Residual standard error
Became huge, however so did our data. Our residual plot doesn’t show too much of an improvement. Not much to say about this.
P-Value
Gained two zeroes; so the chance our model is explained by chance is even closer to 0.
expect = function(x){
(-736527910 + 620060216 * x)^(1/4.6)}
someExpenditure= sapply(seq(1,5,.5),expect)

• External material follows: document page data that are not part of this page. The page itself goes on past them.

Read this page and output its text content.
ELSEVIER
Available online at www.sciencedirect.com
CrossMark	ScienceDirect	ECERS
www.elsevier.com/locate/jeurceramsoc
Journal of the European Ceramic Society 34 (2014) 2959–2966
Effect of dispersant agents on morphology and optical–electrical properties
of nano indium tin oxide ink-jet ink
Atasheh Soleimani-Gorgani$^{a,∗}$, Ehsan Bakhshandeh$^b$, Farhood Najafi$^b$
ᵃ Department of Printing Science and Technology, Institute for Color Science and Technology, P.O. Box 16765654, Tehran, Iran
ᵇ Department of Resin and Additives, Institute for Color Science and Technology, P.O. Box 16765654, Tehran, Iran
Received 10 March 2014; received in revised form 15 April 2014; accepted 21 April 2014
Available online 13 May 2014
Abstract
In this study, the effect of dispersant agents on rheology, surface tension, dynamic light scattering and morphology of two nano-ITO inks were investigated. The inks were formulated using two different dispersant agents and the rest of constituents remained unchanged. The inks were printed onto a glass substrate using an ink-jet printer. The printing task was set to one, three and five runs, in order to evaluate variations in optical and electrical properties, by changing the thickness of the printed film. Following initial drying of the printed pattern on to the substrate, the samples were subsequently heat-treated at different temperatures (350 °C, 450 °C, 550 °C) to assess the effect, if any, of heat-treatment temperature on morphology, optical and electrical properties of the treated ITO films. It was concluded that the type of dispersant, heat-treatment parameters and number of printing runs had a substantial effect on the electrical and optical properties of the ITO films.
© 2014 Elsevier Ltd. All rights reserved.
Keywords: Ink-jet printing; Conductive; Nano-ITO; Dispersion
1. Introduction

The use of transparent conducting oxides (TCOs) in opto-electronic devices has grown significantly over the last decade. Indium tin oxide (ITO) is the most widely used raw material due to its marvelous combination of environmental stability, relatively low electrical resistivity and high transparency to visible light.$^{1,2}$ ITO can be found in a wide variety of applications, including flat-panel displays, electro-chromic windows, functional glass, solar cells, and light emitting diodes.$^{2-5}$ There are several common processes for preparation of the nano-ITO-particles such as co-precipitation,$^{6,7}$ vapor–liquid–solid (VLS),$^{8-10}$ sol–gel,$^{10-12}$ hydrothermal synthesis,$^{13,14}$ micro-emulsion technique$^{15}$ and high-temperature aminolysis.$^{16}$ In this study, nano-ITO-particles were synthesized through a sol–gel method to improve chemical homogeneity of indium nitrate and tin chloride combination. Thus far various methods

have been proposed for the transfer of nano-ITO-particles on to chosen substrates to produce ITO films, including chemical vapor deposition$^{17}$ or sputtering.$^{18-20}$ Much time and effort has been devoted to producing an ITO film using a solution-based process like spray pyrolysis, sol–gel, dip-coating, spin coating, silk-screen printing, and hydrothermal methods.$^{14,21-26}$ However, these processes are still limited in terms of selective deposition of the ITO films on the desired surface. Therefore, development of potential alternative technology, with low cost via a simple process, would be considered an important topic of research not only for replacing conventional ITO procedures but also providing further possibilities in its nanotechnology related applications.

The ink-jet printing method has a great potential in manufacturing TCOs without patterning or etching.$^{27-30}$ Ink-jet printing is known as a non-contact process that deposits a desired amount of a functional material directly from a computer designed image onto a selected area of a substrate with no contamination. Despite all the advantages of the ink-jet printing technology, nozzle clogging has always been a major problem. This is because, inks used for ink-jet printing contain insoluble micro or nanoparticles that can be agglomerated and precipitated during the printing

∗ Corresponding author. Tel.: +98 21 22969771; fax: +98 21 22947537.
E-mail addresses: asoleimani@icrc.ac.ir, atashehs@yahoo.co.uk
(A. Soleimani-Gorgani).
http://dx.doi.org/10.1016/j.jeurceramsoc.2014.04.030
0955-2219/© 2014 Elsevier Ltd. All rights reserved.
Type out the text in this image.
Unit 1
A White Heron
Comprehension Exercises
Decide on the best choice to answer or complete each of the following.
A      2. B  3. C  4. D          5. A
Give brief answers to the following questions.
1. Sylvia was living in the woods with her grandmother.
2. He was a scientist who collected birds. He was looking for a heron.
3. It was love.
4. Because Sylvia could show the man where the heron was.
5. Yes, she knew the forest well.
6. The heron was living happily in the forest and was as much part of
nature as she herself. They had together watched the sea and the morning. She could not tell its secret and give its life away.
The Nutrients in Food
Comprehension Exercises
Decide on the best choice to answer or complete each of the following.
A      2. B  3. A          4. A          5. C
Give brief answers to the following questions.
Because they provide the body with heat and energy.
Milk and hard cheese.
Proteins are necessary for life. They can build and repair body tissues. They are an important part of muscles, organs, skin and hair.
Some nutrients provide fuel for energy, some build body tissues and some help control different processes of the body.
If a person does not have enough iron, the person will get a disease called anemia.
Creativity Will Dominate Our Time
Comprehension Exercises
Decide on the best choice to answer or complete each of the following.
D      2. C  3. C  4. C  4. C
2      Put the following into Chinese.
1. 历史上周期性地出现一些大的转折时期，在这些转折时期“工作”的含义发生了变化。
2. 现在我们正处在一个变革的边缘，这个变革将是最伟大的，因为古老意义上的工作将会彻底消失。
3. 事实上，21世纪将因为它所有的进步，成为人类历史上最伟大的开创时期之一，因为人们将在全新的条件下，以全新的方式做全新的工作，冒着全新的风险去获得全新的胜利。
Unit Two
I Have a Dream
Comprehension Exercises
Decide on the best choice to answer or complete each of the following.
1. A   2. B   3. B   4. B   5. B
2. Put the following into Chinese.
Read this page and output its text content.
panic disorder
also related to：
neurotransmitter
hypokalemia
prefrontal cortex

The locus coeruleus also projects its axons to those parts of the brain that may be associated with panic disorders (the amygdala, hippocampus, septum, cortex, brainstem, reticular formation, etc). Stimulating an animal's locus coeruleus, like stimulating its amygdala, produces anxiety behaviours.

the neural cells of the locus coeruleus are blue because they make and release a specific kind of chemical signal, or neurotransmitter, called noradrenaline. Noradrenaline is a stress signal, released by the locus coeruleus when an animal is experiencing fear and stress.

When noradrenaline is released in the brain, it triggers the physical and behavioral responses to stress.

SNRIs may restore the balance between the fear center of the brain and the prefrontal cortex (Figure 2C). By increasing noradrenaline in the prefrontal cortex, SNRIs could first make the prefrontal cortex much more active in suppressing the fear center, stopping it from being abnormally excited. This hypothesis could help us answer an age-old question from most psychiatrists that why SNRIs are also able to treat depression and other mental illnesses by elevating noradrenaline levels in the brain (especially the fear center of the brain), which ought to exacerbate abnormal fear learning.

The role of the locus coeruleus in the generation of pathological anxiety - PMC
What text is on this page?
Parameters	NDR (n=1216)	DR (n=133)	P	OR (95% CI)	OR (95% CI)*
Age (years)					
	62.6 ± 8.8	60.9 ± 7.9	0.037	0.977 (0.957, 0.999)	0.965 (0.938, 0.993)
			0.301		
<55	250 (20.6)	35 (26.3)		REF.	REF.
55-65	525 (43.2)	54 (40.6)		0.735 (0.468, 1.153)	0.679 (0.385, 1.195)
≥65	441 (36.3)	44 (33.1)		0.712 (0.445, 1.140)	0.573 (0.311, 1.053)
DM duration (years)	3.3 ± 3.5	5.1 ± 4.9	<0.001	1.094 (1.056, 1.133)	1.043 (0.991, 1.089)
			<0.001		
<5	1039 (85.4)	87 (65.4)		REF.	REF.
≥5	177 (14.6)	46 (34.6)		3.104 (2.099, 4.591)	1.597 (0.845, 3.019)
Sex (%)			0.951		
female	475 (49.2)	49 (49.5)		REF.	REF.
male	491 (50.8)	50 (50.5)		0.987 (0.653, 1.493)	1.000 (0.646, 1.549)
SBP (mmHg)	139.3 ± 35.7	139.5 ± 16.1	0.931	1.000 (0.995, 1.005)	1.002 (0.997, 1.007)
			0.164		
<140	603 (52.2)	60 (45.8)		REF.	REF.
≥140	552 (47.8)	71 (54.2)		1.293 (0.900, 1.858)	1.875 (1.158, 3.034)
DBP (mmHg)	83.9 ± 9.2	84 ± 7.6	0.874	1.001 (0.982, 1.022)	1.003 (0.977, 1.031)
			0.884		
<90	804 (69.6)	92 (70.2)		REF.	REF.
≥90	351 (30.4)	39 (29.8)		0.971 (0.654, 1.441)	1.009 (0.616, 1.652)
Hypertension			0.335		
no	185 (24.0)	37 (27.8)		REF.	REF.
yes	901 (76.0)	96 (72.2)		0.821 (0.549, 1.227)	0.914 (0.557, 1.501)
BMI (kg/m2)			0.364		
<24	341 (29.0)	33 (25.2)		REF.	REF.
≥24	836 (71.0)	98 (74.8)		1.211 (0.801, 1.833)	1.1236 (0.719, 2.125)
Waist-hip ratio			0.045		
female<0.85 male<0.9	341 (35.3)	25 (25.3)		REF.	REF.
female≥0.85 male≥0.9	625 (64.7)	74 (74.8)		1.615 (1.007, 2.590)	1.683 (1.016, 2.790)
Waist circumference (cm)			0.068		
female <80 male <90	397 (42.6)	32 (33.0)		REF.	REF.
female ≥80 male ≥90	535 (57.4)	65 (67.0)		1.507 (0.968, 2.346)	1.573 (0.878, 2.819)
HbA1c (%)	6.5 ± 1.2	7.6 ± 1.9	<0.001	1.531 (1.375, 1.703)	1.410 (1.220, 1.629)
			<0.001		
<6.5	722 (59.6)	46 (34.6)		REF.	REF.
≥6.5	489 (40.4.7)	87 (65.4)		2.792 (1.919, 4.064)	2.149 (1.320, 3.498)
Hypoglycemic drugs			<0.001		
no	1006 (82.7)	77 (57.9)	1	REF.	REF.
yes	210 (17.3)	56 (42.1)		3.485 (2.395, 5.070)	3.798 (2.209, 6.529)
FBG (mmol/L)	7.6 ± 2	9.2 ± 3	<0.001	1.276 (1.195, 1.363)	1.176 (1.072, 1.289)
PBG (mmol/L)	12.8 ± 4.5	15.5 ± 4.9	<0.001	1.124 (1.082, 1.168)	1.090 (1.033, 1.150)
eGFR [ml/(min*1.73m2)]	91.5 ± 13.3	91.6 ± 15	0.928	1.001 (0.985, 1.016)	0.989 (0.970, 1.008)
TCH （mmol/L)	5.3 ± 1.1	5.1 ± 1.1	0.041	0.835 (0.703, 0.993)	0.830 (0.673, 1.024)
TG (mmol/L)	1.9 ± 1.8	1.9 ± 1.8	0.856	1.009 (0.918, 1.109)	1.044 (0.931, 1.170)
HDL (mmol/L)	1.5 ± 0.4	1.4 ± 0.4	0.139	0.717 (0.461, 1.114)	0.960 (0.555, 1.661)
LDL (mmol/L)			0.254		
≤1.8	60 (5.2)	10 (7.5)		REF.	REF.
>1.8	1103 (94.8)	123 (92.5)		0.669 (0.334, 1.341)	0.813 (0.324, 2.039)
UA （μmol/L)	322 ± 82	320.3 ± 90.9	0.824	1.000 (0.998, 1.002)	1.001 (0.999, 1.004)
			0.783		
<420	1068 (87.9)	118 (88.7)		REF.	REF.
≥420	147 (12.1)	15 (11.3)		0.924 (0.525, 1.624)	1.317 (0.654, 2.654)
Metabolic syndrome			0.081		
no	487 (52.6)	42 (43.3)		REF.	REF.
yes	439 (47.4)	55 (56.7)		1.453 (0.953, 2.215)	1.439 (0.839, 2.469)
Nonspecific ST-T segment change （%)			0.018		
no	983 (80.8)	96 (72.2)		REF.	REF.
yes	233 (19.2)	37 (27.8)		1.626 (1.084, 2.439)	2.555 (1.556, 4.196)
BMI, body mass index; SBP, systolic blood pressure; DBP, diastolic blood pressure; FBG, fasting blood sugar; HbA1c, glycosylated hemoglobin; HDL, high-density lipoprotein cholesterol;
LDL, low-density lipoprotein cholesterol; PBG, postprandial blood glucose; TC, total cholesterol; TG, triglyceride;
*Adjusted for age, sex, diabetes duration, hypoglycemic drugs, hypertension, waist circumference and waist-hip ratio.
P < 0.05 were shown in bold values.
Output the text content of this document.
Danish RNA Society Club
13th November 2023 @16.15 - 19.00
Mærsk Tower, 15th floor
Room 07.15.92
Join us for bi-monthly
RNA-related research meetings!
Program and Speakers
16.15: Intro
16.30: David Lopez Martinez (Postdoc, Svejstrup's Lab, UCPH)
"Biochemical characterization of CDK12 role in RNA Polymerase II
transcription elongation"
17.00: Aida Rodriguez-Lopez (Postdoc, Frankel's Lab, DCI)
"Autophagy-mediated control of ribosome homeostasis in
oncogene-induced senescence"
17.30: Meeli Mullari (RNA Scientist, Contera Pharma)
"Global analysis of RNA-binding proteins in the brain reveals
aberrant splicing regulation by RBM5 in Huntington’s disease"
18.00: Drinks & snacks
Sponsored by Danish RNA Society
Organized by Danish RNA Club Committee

rbind(seq(1,5,.5),someExpenditure)
## [,1] [,2] [,3] [,4] [,5] [,6] [,7]
## 1 1.50000 2.00000 2.50000 3.00000 3.50000 4.0000
## someExpenditure NaN 63.31153 77.93928 86.50645 92.79589 97.84379 102.0978
## [,8] [,9]
## 4.5000 5.0000
## someExpenditure 105.7953 109.0788
q4lm = lm(data=who,LifeExp~PropMD+TotExp+PropMD*TotExp)
summary(q4lm)
##
## Call:
## lm(formula = LifeExp ~ PropMD + TotExp + PropMD * TotExp, data = who)
##
## Residuals:
## Min 1Q Median 3Q Max
## -27.320 -4.132 2.098 6.540 13.074
##
## Coefficients:
## Estimate Std. Error t value Pr(>|t|)
## (Intercept) 6.277e+01 7.956e-01 78.899 < 2e-16 ***
## PropMD 1.497e+03 2.788e+02 5.371 2.32e-07 ***
## TotExp 7.233e-05 8.982e-06 8.053 9.39e-14 ***
## PropMD:TotExp -6.026e-03 1.472e-03 -4.093 6.35e-05 ***
## ---
## Signif. codes: 0 '***' 0.001 '**' 0.01 '*' 0.05 '.' 0.1 ' ' 1
##
## Residual standard error: 8.765 on 186 degrees of freedom
## Multiple R-squared: 0.3574, Adjusted R-squared: 0.3471
## F-statistic: 34.49 on 3 and 186 DF, p-value: < 2.2e-16
hist(resid(q4lm))
plot(fitted(q4lm),resid(q4lm))
abline(0,0)
F-Statistic
34, lower than our previous F-Stats, but really we only need a number bigger than one.
Accepted.
R^2
Low at 36%; residual plot shows a massive skew.
Rejected.
Residual Standard Error
Pretty high at approx. 9 but not terrible. Residual plot tells us that the RSE will go down as we forecast values from close to median predictor values.
Accepted.
P-Value
As near 0 as our second model, this is very good.
Accepted.
Q5LifeExpectation = (6.277*(10)) + (1.497*(10^3))*.03 + (7.233*(10^-5))*14 - (6.026*(10^-3)) *(.03*14)
Q5LifeExpectation
## [1] 107.6785
This is not realistic, 14 Totexp is one above the min but the mean happens to be 41696. Unless total expenditure goes down as you age (Which it doesn’t) I would not expect someone outside the range of life expectancy to be approaching the minimum expenditure.